Your business as an expression of who you are
What’s been driving me for the past three years is a fascination with people like
- Steve Jobs
- Richard Branson
- Jon Stewart
- David Heinemeier Hansson
- Gary Vaynerchuk
- Tony Hsieh
- Evan Williams
To me, these are entrepreneurs of a different kind. They’re not copy-cats, they do things differently. They do things their way. There’s a clarity to them. A sense of purpose. A sense of who they are.
And I’ve been doing a lot of thinking and understanding what that thing is.
And I think an important piece is what Steven Pressfield (Legend of Bagger Vance, War of Art) talks about here:
The ancient Greeks believed that souls before their birth–or returning to life after their round beneath the earth–were required to drink from the stream of Lethe. That draught (like the light-flasher in Men in Black) erased all memory of prior existences.
I have a theory that charisma arises from authenticity. When a writer has found his voice, when a singer has discovered her style, they have power. We feel it. It draws us to them. Why? Because we want it too. We want to be ourselves they way they are themselves. One of the reasons animals in the wild are so compelling is that they are entirely themselves. They can’t be otherwise.
There’s something about people who’ve found themselves, that’s so magnetic, attractive, charismatic, compelling.
It’s something you can’t fake. We can tell a fake from a mile away.
It’s not something you can just make up. It has to be real. It has to be who you really are.
And to me, the people on the list above, have built their businesses from that place.
Their businesses are a direct extension of who they are.
Let me give you an example.
Last year I met Tony Hsieh at SXSW in Austin, and I got to spend many hours around him, on his book promo party bus, and later in the night, at his Hilton hotel room. All the while he stayed in the background, just making sure people had the food and the drinks they needed. At the hotel room he’d just lie on the bed with a friend looking at people, apparantly getting joy from watching them have fun.
So take a look at the pattern here:
- When he sold his first company, LinkExchange, and made $34M, he only spent very little on himself (a flat and a TV and maybe a car), but he did buy a huge apartment where he could throw rave parties for people to have fun and be themselves
- At Zappos, he succeeded by creating a place where it was safe and encouraged for people to have fun and be themselves
- At SXSW he hired a bus for people to have fun and be themselves
- At the hotel room he’d just enjoy watching people have fun and be themselves
Do you see a pattern?
I think creating this place for people to have fun and be themselves is really central to Tony Hsieh. It’s who he is. It’s what he does, because he can’t help it.

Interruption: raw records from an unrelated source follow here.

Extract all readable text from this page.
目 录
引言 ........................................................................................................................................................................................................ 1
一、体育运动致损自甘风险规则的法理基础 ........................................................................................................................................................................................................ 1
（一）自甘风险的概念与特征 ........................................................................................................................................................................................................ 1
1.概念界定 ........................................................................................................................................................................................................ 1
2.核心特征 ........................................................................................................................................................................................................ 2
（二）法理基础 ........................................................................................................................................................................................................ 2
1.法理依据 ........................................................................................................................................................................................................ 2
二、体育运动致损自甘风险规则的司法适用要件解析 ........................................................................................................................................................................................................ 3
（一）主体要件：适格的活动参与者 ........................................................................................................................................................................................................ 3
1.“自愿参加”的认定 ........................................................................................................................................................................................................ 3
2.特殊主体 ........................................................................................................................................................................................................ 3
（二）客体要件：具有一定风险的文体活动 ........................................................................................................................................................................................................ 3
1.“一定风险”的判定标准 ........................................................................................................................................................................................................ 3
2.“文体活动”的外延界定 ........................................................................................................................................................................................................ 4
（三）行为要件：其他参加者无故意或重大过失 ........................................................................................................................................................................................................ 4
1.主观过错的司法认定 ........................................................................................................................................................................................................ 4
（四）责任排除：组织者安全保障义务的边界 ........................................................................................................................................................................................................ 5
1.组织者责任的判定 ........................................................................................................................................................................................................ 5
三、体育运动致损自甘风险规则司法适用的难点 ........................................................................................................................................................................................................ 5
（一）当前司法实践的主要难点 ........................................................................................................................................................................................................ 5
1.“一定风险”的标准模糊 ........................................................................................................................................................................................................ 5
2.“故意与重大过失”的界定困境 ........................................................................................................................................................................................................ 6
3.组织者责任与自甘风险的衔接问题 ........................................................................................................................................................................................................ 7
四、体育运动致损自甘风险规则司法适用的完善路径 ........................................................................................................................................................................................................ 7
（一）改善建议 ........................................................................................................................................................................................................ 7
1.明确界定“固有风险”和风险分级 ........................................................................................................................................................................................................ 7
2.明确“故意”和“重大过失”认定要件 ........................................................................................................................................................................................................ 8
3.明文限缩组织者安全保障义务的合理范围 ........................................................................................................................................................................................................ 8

And he created his business from that place, being that person, doing his thing.
And it worked.
And it worked, because it wasn’t a strategy. It wasn’t something he’d read in a book or in the Harvard Business Review (zzzz).
He did it because it’s him.
You can’t fake it. It won’t work.
I think all of the people on the list above represents that kind of charisma, that kind of being true to themselves.
Steve Jobs at Apple. Richard Branson with Virgin. Jon Stewart at The Daily Show. David Heinemeier at 37signals. Gary Vaynerchuk at whatever he does now. Tony Hiseh at Zappos. Evan Williams at Twitter.
They are themselves, and their businesses are extensions of who they are.
They do it, not because they think it’s a great strategy, but because their lives are about this. Not necessarily the content. I don’t think Tony Hsieh’s life is about shoes. But his life is about creating that place. It’s in the way they go about their businesses.
It’s not about being opportunistic. Perhaps it started that way. But it’s evolved into something much deeper than that.